Nein, reich war sie durch den Film nicht geworden. Die lumpigen hunderttausend Pfund schwanden bei ihrer Lebensweise dahin wie Schnee in der Sonne. Und ihr neues Buch wurde schon wieder überarbeitet. Sie würde keinen Penny sehen, ehe der Ghostwriter nicht mit seiner Arbeit fertig war.
Auch ihre ergiebigste Quelle war versiegt. Die Schecks von Brian, auf die sie sich immer verlassen hatte, blieben aus. Dabei ging es ihr nicht nur um Geld, dachte Jane. Solange er zahlte, konnte er sie nicht aus seinem Leben streichen.
Wenigstens hatte auch er nicht das wirkliche Glück gefunden. Jane war stolz darauf, an dieser Tatsache nicht ganz schuldlos zu sein. Wenn sie ihn schon nicht haben konnte, verschaffte es ihr zumindest eine gewisse Befriedigung, dass auch keine andere Frau ihn lange zu fesseln vermochte.
Ab und zu träumte sie auch heute noch davon, dass er sich besinnen, zu ihr zurückkommen und sie um Verzeihung bitten würde. In ihrer Fantasie walzte sie sich mit ihm auf dem roten Samtbett, liebte ihn wieder so wild und leidenschaftlich wie vor vielen Jahren. Jane gab sich immer noch der Illusion hin, ihr Körper sei so fest und wohlgerundet wie der eines jungen Mädchens.
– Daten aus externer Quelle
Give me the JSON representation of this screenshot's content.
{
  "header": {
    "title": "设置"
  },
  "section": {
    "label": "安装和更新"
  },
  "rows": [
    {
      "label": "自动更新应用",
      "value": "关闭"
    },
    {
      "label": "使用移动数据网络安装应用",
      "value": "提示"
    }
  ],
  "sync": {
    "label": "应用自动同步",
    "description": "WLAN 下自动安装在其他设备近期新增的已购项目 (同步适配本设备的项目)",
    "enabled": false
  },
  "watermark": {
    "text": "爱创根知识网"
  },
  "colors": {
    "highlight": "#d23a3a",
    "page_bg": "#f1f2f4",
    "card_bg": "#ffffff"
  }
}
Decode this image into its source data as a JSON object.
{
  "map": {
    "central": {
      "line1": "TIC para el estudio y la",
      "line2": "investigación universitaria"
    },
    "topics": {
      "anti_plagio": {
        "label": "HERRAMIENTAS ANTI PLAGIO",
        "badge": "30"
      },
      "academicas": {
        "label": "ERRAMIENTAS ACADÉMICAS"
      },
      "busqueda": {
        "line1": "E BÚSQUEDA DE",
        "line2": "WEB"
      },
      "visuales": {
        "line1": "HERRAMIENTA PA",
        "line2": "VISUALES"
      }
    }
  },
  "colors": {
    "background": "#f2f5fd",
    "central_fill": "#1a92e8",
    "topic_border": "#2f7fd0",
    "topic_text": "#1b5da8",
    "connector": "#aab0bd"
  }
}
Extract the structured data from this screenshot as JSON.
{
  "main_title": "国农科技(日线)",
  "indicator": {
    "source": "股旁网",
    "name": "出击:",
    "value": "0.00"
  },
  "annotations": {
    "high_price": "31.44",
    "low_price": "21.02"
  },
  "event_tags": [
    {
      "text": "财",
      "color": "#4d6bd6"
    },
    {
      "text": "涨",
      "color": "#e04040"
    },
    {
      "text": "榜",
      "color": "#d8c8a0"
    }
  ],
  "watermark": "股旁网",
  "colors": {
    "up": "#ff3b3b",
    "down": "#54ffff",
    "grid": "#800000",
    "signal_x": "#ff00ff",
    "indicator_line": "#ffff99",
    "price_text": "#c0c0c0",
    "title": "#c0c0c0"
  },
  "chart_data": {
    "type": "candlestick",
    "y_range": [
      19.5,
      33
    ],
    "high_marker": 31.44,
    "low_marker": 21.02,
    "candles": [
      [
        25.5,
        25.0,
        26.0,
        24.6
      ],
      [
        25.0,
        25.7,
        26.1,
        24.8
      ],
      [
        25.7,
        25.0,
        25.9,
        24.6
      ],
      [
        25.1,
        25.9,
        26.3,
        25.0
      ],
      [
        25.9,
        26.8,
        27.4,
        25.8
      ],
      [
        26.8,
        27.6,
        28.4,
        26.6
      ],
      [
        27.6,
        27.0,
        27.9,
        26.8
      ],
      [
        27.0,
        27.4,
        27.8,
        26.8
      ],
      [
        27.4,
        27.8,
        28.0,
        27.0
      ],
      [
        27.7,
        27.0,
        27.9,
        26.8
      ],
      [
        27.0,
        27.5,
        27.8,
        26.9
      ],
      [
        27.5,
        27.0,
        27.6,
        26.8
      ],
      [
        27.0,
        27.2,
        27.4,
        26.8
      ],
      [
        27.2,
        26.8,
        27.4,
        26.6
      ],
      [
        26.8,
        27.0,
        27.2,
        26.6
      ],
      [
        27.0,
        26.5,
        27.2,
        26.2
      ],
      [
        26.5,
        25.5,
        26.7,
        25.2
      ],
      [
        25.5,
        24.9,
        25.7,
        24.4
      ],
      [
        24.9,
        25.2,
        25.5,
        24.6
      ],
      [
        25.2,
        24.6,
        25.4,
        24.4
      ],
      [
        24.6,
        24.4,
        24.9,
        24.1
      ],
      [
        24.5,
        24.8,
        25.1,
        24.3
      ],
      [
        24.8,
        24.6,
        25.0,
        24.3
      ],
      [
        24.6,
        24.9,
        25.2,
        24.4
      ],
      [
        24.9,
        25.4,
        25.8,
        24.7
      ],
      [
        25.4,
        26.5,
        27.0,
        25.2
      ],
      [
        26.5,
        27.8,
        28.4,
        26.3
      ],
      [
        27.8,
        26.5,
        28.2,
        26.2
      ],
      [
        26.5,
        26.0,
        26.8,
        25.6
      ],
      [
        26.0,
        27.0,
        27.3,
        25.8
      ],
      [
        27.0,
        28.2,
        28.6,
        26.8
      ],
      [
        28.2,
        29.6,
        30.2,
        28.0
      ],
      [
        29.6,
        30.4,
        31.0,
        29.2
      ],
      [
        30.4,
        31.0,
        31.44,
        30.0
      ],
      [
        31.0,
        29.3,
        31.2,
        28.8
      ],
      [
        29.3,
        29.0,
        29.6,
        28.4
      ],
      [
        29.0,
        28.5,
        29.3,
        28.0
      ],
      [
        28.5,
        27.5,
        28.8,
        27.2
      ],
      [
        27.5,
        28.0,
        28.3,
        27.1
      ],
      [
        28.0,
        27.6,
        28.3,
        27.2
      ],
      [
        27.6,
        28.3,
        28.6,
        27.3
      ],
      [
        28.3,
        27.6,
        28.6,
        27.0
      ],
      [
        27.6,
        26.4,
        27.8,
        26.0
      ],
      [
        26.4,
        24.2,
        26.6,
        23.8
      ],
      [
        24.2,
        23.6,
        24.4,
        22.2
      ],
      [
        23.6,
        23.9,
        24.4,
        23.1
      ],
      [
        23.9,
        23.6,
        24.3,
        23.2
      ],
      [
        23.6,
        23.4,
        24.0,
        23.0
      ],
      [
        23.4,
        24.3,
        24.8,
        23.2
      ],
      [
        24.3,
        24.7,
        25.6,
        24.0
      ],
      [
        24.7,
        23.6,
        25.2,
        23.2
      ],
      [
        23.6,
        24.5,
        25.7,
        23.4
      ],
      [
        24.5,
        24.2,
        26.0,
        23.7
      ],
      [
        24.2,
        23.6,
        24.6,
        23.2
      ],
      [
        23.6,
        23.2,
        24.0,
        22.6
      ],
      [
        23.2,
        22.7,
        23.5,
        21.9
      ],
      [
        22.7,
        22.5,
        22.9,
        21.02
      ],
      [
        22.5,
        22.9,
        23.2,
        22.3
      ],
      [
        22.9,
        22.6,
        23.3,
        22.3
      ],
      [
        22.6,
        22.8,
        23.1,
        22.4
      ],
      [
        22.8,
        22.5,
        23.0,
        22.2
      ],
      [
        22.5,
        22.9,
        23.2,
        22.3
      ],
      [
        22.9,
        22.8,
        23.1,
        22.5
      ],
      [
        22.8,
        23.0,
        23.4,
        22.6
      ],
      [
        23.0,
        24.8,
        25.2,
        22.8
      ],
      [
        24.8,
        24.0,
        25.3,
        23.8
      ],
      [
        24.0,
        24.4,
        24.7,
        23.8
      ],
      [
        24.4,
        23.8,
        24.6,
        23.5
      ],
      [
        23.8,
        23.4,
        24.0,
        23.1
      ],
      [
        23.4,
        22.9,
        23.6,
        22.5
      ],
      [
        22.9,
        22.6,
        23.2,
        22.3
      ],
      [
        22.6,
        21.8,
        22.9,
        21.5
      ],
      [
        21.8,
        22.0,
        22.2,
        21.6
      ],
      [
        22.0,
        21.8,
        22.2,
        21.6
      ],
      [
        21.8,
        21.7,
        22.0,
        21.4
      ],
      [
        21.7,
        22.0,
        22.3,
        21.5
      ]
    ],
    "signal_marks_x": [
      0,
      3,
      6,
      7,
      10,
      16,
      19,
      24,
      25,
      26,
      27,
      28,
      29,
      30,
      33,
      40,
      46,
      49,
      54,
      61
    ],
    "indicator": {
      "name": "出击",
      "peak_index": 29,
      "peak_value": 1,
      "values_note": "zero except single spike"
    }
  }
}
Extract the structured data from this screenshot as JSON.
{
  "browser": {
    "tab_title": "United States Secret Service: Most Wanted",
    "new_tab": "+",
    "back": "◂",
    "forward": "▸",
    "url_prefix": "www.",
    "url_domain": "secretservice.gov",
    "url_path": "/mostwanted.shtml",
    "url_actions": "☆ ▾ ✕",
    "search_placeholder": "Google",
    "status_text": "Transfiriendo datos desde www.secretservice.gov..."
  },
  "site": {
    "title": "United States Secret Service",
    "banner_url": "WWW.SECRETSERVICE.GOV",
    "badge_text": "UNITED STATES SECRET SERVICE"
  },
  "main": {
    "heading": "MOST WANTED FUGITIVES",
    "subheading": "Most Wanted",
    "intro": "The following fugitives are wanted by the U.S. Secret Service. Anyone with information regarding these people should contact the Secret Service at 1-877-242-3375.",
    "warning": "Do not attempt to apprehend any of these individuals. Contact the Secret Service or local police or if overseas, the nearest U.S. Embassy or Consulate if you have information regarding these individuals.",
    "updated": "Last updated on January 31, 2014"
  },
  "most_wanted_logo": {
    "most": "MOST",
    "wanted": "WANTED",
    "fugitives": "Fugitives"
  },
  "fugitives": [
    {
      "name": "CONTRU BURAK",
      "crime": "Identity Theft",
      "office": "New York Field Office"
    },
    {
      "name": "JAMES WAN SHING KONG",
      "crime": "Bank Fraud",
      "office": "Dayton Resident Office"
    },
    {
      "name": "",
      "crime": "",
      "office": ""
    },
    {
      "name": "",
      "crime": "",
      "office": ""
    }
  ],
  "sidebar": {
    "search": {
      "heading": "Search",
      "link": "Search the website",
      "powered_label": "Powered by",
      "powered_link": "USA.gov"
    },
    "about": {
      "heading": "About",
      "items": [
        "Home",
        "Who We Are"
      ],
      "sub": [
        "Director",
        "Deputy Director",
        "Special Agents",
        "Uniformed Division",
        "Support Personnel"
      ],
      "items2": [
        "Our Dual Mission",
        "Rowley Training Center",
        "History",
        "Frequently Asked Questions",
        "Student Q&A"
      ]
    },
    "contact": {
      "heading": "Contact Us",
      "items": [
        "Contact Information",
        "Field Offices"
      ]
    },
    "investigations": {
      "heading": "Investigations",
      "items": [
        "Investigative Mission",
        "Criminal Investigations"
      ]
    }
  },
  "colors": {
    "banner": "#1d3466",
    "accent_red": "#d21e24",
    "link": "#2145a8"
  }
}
Dabei war sie mittlerweile so unförmig aufgedunsen, dass es beinahe grotesk wirkte. Ihre Brüste hingen schlaff herunter, die Taille war unter Fettwülsten verschwunden, und der fischweiße Bauch stand vor, als sei sie schwanger. Alles an ihr schwabbelte und wackelte, wenn sie sich bewegte.
Jane schaltete das Licht ein und suchte nach ihrer Pfeife. Gierig daran ziehend, lag sie auf dem Bett und dachte nach. Sie brauchte Geld, viel Geld, wenn sie ihre Lieferanten bezahlen wollte. Außerdem musste sie sich dringend neue Kleider anschaffen, um wieder auf Parties gehen und Aufmerksamkeit erregen zu können.
Lächelnd sog sie erneut an der Pfeife.
Es gab einen Weg, um an Geld zu kommen, doch sie musste es sehr, sehr schlau anstellen. Die Droge verlieh ihr Flügel. Es war an der Zeit, ihre Trumpfkarte auszuspielen.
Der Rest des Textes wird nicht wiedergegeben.